Well, I could go on and on, but like I said earlier, these are the things that stick out on this day, a little over two years later. This list doesn’t even mention all the ways people helped make Dave’s funeral and reception unique, his birthday celebration unique, etc. . . Wow! Just writing this makes me feel so thankful that I am here and not there. That was a brutal time. I’m glad I wrote this, because I’ve been a little whiney about being trapped inside from snow last week, this cold I’ve got, and all the details of planning a wedding, as a non type A person. In between nose blowings, I just couldn’t be more grateful for how everyone has helped to bring me from there to here.
I hope that not many of you have to refer to this list, but on the off chance you do, know that whatever you do, you WILL be making a difference!!!!! There is no question about that!
Why are these tears dropping onto my keyboard? Why am I weepy Wanda up in here? It could be one of a few different options:
1) I’m about to start my period
2) I am too tired in the middle of a busy week
3) This blog post feels like a big, deep breath at the end of a marathon. I am not saying the hard has passed. But somehow this feels like a retrospective post…and I can’t believe it either; the time that has passed, the days you have traveled through, the faith you have held so close.

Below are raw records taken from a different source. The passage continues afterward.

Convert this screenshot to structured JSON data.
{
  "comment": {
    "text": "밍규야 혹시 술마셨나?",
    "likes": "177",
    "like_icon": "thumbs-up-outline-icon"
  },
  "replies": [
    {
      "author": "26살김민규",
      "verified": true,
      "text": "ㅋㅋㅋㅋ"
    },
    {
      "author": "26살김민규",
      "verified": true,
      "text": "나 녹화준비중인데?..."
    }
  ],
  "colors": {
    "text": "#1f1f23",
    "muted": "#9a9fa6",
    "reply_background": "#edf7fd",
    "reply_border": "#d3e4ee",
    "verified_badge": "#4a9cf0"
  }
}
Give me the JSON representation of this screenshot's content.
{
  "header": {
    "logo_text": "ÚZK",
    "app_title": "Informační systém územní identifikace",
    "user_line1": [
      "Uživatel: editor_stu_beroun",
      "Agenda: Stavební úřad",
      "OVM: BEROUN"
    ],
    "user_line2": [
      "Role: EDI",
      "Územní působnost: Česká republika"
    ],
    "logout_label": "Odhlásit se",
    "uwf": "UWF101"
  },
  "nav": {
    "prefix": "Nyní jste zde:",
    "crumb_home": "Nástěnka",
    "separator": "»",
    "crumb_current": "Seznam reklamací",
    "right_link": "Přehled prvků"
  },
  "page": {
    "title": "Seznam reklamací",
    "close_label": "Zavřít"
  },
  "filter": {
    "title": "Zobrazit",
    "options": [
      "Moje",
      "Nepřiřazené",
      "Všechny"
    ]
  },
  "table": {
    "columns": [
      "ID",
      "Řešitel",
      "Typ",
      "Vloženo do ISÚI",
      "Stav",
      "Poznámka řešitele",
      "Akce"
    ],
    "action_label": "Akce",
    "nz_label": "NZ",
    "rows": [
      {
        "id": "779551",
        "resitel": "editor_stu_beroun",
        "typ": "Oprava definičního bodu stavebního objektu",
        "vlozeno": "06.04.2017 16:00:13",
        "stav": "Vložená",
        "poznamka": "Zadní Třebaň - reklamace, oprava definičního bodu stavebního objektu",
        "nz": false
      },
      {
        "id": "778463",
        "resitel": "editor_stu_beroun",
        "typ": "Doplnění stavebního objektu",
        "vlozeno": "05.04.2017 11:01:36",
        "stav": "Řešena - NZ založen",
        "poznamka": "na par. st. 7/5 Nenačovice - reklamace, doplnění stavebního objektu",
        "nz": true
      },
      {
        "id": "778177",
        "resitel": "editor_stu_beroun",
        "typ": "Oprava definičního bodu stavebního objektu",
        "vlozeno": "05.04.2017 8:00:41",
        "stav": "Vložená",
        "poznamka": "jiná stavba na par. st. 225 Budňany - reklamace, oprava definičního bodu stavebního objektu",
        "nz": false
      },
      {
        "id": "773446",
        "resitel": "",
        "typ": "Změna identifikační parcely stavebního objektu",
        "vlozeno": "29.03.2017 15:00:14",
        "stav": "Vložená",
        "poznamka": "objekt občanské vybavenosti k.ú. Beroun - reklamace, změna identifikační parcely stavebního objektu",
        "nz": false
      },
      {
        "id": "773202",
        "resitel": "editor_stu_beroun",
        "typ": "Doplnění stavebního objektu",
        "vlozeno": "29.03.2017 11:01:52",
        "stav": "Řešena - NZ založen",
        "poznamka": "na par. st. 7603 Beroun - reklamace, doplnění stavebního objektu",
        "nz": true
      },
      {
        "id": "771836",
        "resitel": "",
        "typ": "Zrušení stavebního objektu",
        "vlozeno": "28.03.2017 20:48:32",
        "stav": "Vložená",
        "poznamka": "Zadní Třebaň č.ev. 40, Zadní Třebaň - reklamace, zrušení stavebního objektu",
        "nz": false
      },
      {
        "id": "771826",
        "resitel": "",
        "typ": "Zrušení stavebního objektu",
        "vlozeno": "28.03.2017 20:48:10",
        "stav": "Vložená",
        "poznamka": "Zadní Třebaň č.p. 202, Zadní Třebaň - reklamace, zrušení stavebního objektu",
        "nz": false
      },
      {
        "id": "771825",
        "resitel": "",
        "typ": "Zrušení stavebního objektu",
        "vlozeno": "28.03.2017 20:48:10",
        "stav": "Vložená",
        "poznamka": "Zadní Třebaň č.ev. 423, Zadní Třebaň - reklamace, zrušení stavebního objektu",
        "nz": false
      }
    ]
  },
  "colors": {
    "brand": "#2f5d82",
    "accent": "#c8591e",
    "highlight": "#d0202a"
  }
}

4) And most of all – I am so deeply moved by ALL OF THE PEOPLE you mention that cooked, babysat, cleaned, plotted, listened, laughed, gave, cried, prayed.
You are loved, Holly Sue Bonnell Aldridge Soon-To-Be-Walls! By me and sososososo many.
p.s. Still chuckling at what an old friend of ours wrote in an email: “Please tell me that others find themselves humming, ‘Deck the Walls with boughs of Holly, FALALALALALALALALA!’
This post is a long one, but it is OH-SO-GOOD! If you are still reading, you’re a real “Writing in Pencil” all-star! 🙂 I won’t take up too much of your time except to say, “Ditto, what she said!” These girls are the absolute best. The authentic raw love and emotion packaged in the above sentiments is the real, God’s honest truth. Walking with someone through crisis/grief is never easy. In fact, it’s often awkward and difficult at best. But, entering into the “mess” will bless you to no end because that’s where you’ll find the heart of God. I love that all the practical, real-world tips Holly gives run the ENTIRE GAMUT of gifts, talents, resources and expertise. No one person can do all this for someone. It really does take village!! One question we often asked ourselves was, “God, what do you have for ME to do today?” In these circumstances it’s so easy to compare yourself to others and often feel like your efforts are coming up short. Even though Holly would be the first to admit her emotions were all over the map, she really did make it easy for her tribe to take care of her because she was SO RECEPTIVE to the love and to the help. She never made any of us feel like we didn’t belong or were doing something “wrong” or what someone else did was “better.” This testimony is an amazing one — and as we can see here — only just beginning!! Can’t wait to see what God continues to do in and through your beautiful family.